志村のぶ子を聯想させられた事……なぞも勿論、私にとって大切な判断の材料でなければならなかったが、まだこの外にも私の「第六感」は幾多の重要な発見をして次から次に私の脳髄の判断活躍を催促していたのであった。
 ……カルロ・ナイン嬢が乗馬に深い経験を持っていないこと……。
 ……ハドルスキーがいつも嬢の直ぐ後方《うしろ》に馬を立てて、恰《あたか》も嬢を監視しているかのように見えた事……。
 ……そのハドルスキーとカルロ・ナイン嬢とが場内を廻りながら馬上から私をちらりと見た事……等、等、等。
 その他色々と注意すべき点が沢山あったように思うが、その中でも亦、取りわけて重大な意味を含んだ暗示がたった一つあった。それは、すべての暗示材料を一貫して……曲馬団……女優髷……ジョージ・クレイ……志村夫婦……魚目《ぎょもく》と木精《メチール》の毒薬……ピストル……J・I・Cなどいうものの一切合財の裏面の消息を一言で説明している紫のハンカチであった。
 ……カルロ・ナイン嬢が持っていた紫のハンカチ……。
 ……女優髷の女が持っていた紫のハンカチ……。
 ……そうして二年前、志村のぶ子が持っていた紫のハンカチ……。
 ……同じ大きさの同じ色のもの……。
 私はどうしてこれに気付かなかったのであろう……この三人の間にはちゃんとした脈絡のある事を紫のハンカチが遺憾なく証明しているではないか。仮りに志村のぶ子が死んでいるとしても、カルロ・ナイン嬢は私の前で紫のハンカチを振って行ったではないか。私の真背後《まうしろ》に居る女優髷の女に見せるために……。何かの合図をするために……。

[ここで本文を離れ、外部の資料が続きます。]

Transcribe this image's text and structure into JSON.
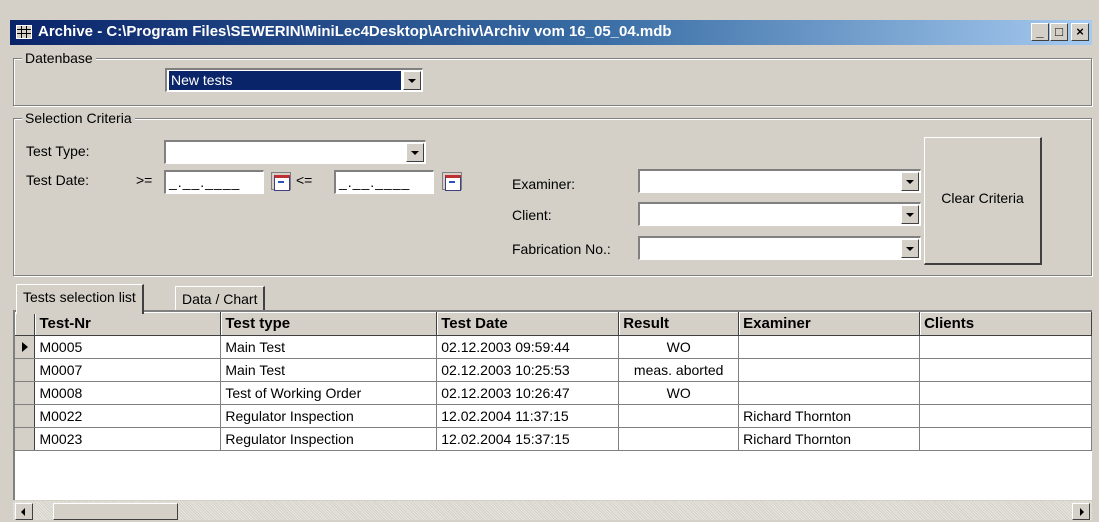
{
  "window": {
    "title": "Archive - C:\\Program Files\\SEWERIN\\MiniLec4Desktop\\Archiv\\Archiv vom 16_05_04.mdb",
    "minimize": "_",
    "maximize": "□",
    "close": "×"
  },
  "database": {
    "group_label": "Datenbase",
    "selected": "New tests"
  },
  "criteria": {
    "group_label": "Selection Criteria",
    "test_type_label": "Test Type:",
    "test_type_value": "",
    "test_date_label": "Test Date:",
    "ge": ">=",
    "le": "<=",
    "date_from": "_.__.____",
    "date_to": "_.__.____",
    "examiner_label": "Examiner:",
    "examiner_value": "",
    "client_label": "Client:",
    "client_value": "",
    "fabrication_label": "Fabrication No.:",
    "fabrication_value": "",
    "clear_button": "Clear Criteria"
  },
  "tabs": [
    {
      "label": "Tests selection list",
      "active": true
    },
    {
      "label": "Data / Chart",
      "active": false
    }
  ],
  "table": {
    "columns": [
      "Test-Nr",
      "Test type",
      "Test Date",
      "Result",
      "Examiner",
      "Clients"
    ],
    "rows": [
      {
        "current": true,
        "cells": [
          "M0005",
          "Main Test",
          "02.12.2003 09:59:44",
          "WO",
          "",
          ""
        ]
      },
      {
        "current": false,
        "cells": [
          "M0007",
          "Main Test",
          "02.12.2003 10:25:53",
          "meas. aborted",
          "",
          ""
        ]
      },
      {
        "current": false,
        "cells": [
          "M0008",
          "Test of Working Order",
          "02.12.2003 10:26:47",
          "WO",
          "",
          ""
        ]
      },
      {
        "current": false,
        "cells": [
          "M0022",
          "Regulator Inspection",
          "12.02.2004 11:37:15",
          "",
          "Richard Thornton",
          ""
        ]
      },
      {
        "current": false,
        "cells": [
          "M0023",
          "Regulator Inspection",
          "12.02.2004 15:37:15",
          "",
          "Richard Thornton",
          ""
        ]
      }
    ]
  }
}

 こうした事実が確定して来るとカルロ・ナイン嬢が、私の顔を見て行ったように思われた理由も判明する。カルロ・ナイン嬢は、私を見て行ったのでなくて、私のすぐ背後《うしろ》に居る女優髷の女を見て行ったのだ。二人の女は紫のハンカチでもって何かの意味を通信し合って行ったのだ。
 然らばその通信し合った意味とはどんな意味か……。
 これも私の「第六感」がハッキリと暗示している。私が註文した四種の料理によって、説明し過ぎるほど明瞭に説明している。
 ……紫のハンカチを受取ったものは殺されなければならぬ。
 ……と……。
 何という恐ろしい暗示であろう。
 そうして又、何という明瞭な宣告であろう。